小説・秒速5センチメートル (ダ・ヴィンチブックス)

初めて映画見たときは、もう久しぶりにこれは鬱だと思うぐらい凹んでました。映画より前に桜花抄だけYahooの先行配信で見たんですが、そのときはまさかああいう終わり方をするとは夢にも思ってなかったから。
この本も発売日に買ったけど、第3話を読むのが嫌で封印してたんですが、つい最近BS2でやったのを見てもそれほどダメージ大きくなかったので、今なら大丈夫かな?と思って読んでみました。
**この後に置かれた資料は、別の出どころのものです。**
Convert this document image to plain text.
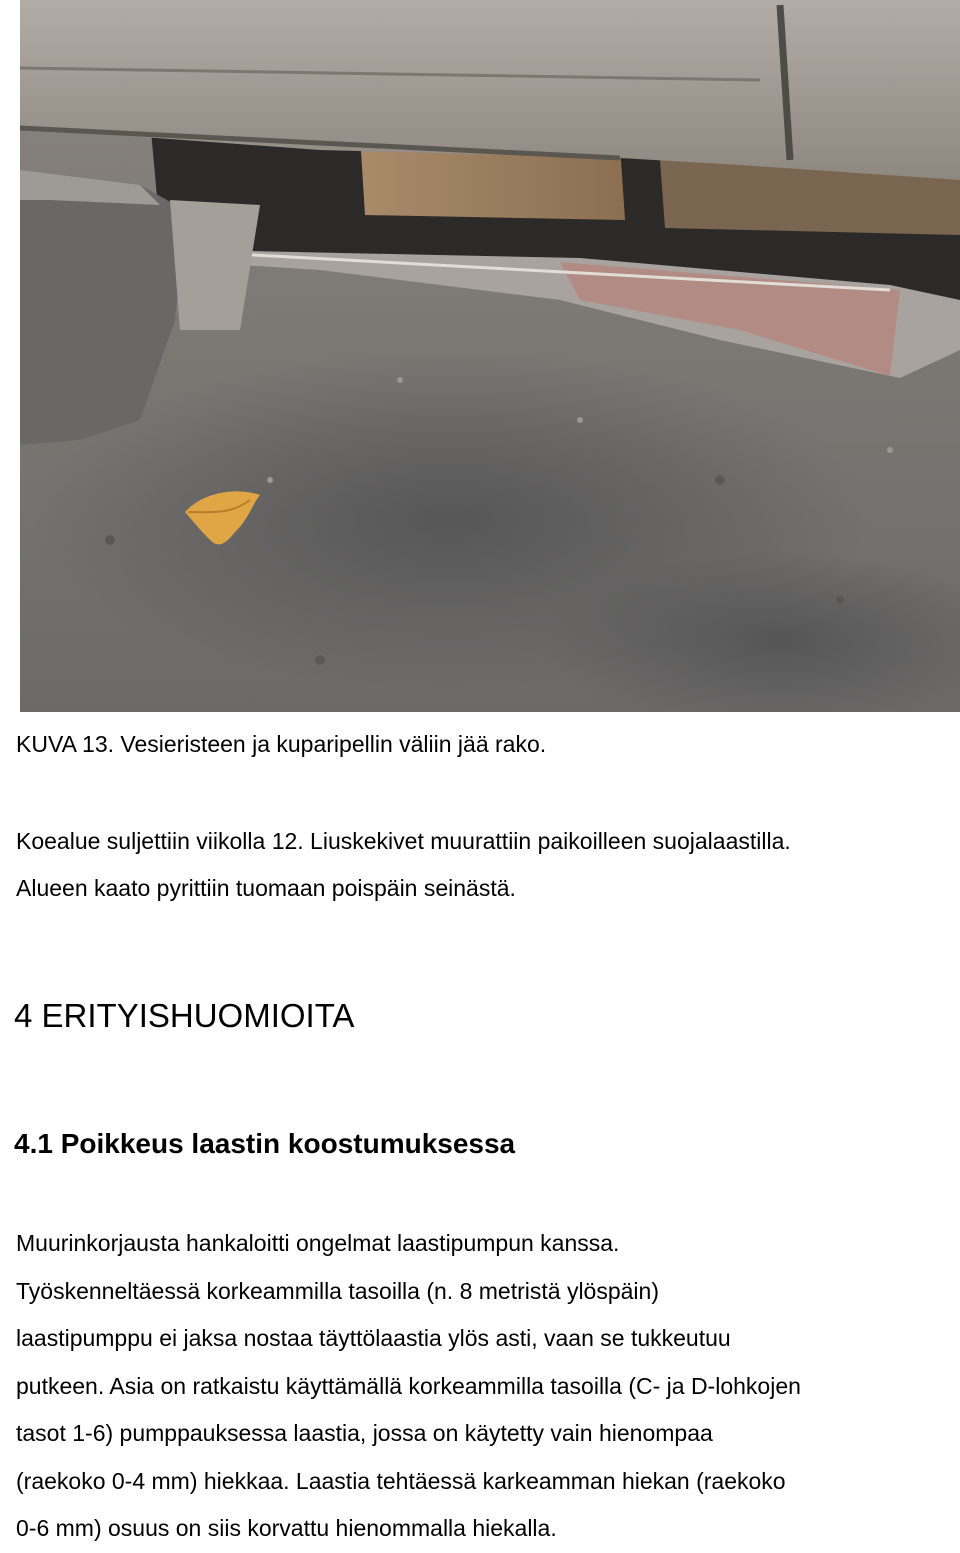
KUVA 13. Vesieristeen ja kuparipellin väliin jää rako.
Koealue suljettiin viikolla 12. Liuskekivet muurattiin paikoilleen suojalaastilla.
Alueen kaato pyrittiin tuomaan poispäin seinästä.
4 ERITYISHUOMIOITA
4.1 Poikkeus laastin koostumuksessa
Muurinkorjausta hankaloitti ongelmat laastipumpun kanssa.
Työskenneltäessä korkeammilla tasoilla (n. 8 metristä ylöspäin)
laastipumppu ei jaksa nostaa täyttölaastia ylös asti, vaan se tukkeutuu
putkeen. Asia on ratkaistu käyttämällä korkeammilla tasoilla (C- ja D-lohkojen
tasot 1-6) pumppauksessa laastia, jossa on käytetty vain hienompaa
(raekoko 0-4 mm) hiekkaa. Laastia tehtäessä karkeamman hiekan (raekoko
0-6 mm) osuus on siis korvattu hienommalla hiekalla.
第1話と第2話は、映画でやった映像を丁寧に文章に起こしつつ補完している感じ。文体が丁寧というか、優しい感じがする。空から見守っている人がいて、その視点な感じ。
やっぱり第3話の補完が大きいです。この小説の存在意義と言っても過言ではないぐらい。
このお話って、何か特別なことがあるわけじゃないんだよね。超能力とかじゃないし、死にかけるとかでもないし、何か事件が起きるわけでもない。そんなの俺だって経験したことあるよ!ってぐらいの出来事だけしかないのに、どうしてこんなに心動かされるんだろうって思う。うーんこれをうまく表現できればいいのだけれど。
第3話読んだ後は、貴樹に対する気持ちも変わったし、個人的には山崎まさよしのあの曲は合わないような気さえしています。
あとがきでも触れられているけど、小説と映画は相互補完な感じが強いので、どちらか一方よりも両方読むなり見るなりしたほうが良いと思います。